La hostelera llevará a los tribunales al alcalde de Vigo para que ponga servicios públicos en Samil
Estoy decidida a hacer lo que haga falta; de mí no se ríe nadie». Así exteriorizaba ayer su monumental enfado la conocida hostelera viguesa Karina Falagan, horas después de echar el cierre al Jonathan, el primer establecimiento que se levantó en la playa de Samil hace 35 años. Según dice, la culpa la tiene «este alcalde incumplidor que no hace honor a su apellido y al que pienso demandar». Sus abogados, añade, están preparando la querella.
Son años los que lleva Karina Falagan denunciando públicamente que, ante la falta de servicios públicos en el arenal, los bañistas toman como tales los de su restaurante. «Estoy harta de limpiar mierda que no me corresponde, de curar picaduras de fanecas cuando no funciona el servicio de Cruz Roja, de calentar potitos...», dice.
La gota que colmó el vaso fue la celebración del Festival Aéreo del pasado domingo. Pese a las previsiones de abarrote del arenal (que se cumplieron), los organizadores no pensaron en las necesidades fisiológicas de los asistentes.
Las colas en los contadísimos váteres públicos que existen en el arenal tendían al infinito, lo que obligó a miles de personas a intentar solucionar sus urgencias en las cafeterías de la zona. «Bien entrada la noche todavía estaba limpiando cacas entre la buganvilla del patio trasero y en el recinto del aparato del propano». Sostiene Karina Falagan que, fruto del estado de nervios que le produjo la situación, tuvo que acudir a urgencias de madrugada.
Con todo, lo que más le dolió fue la respuesta que Abel Caballero le dio en un programa de televisión. «Le llamé para recordarle que su obligación es proporcionar servicios a los ciudadanos y para decirle que entre la crisis económica y el mal tiempo los ingresos de nuestro sector han mermado. ¿Cuál cree que fue su respuesta? ''Pues mañana llueve y pasado también''; en definitiva, una burla y de mí no se ríe nadie», reiteró.

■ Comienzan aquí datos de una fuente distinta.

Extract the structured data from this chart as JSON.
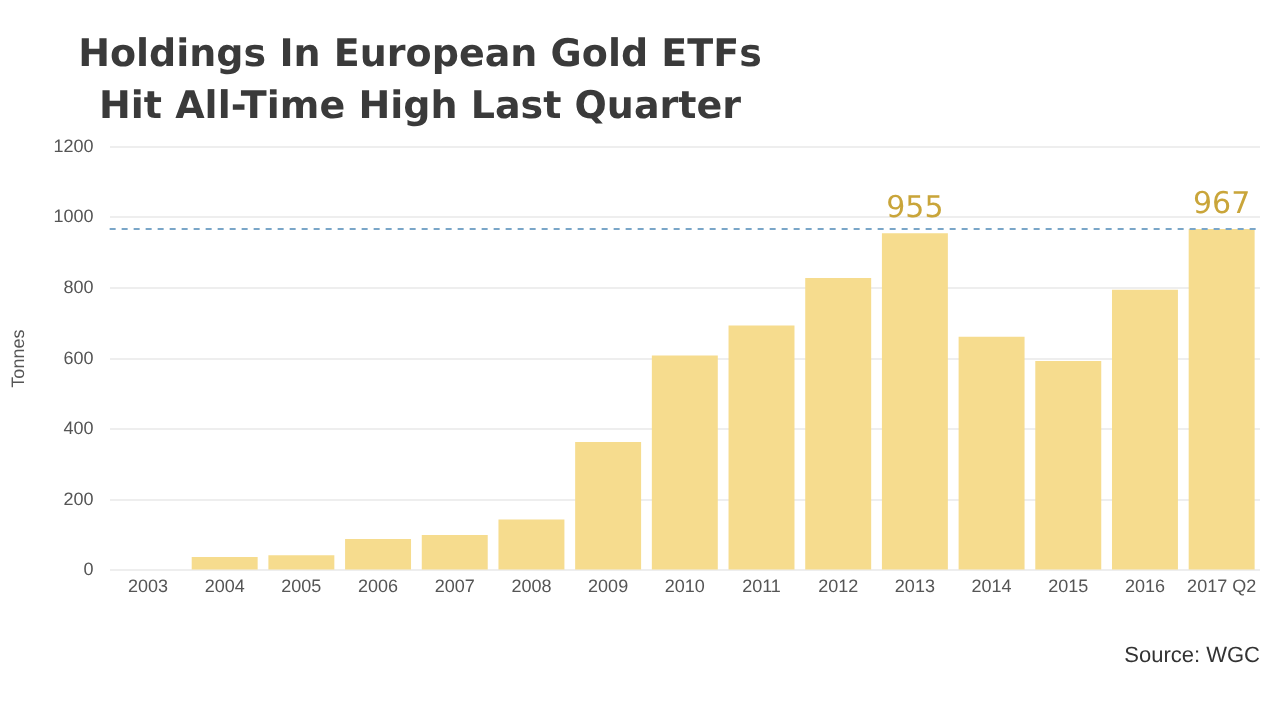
{
  "chart_data": {
    "type": "bar",
    "title": "Holdings In European Gold ETFs Hit All-Time High Last Quarter",
    "ylabel": "Tonnes",
    "categories": [
      "2003",
      "2004",
      "2005",
      "2006",
      "2007",
      "2008",
      "2009",
      "2010",
      "2011",
      "2012",
      "2013",
      "2014",
      "2015",
      "2016",
      "2017 Q2"
    ],
    "values": [
      0,
      38,
      43,
      89,
      100,
      144,
      364,
      609,
      694,
      828,
      955,
      662,
      593,
      795,
      967
    ],
    "value_labels": [
      null,
      null,
      null,
      null,
      null,
      null,
      null,
      null,
      null,
      null,
      "955",
      null,
      null,
      null,
      "967"
    ],
    "color": "#f6dc8e",
    "ylim": [
      0,
      1200
    ],
    "yticks": [
      0,
      200,
      400,
      600,
      800,
      1000,
      1200
    ],
    "grid": "y",
    "legend": false,
    "ref_lines": [
      {
        "axis": "y",
        "value": 967,
        "color": "#7aa6c8",
        "line_style": "dashed"
      }
    ],
    "annotations": [
      "Source: WGC"
    ]
  }
}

Karina Falagan vaticina que Caballero tendrá que anticipar las elecciones, al tiempo que anuncia que piensa presentarse como candidata. Ya sabe cómo se llamará su formación: Montecristo A Contra Porros y Robainas.
Termina enviado un mensaje bien claro a aquellos que intentan hacerla pasar por loca: «No solo voy a aguantar, sino que les recuerdo que, aunque la que canta es mi homónima, la que tiene el baúl de los recuerdos y de los dosieres soy yo».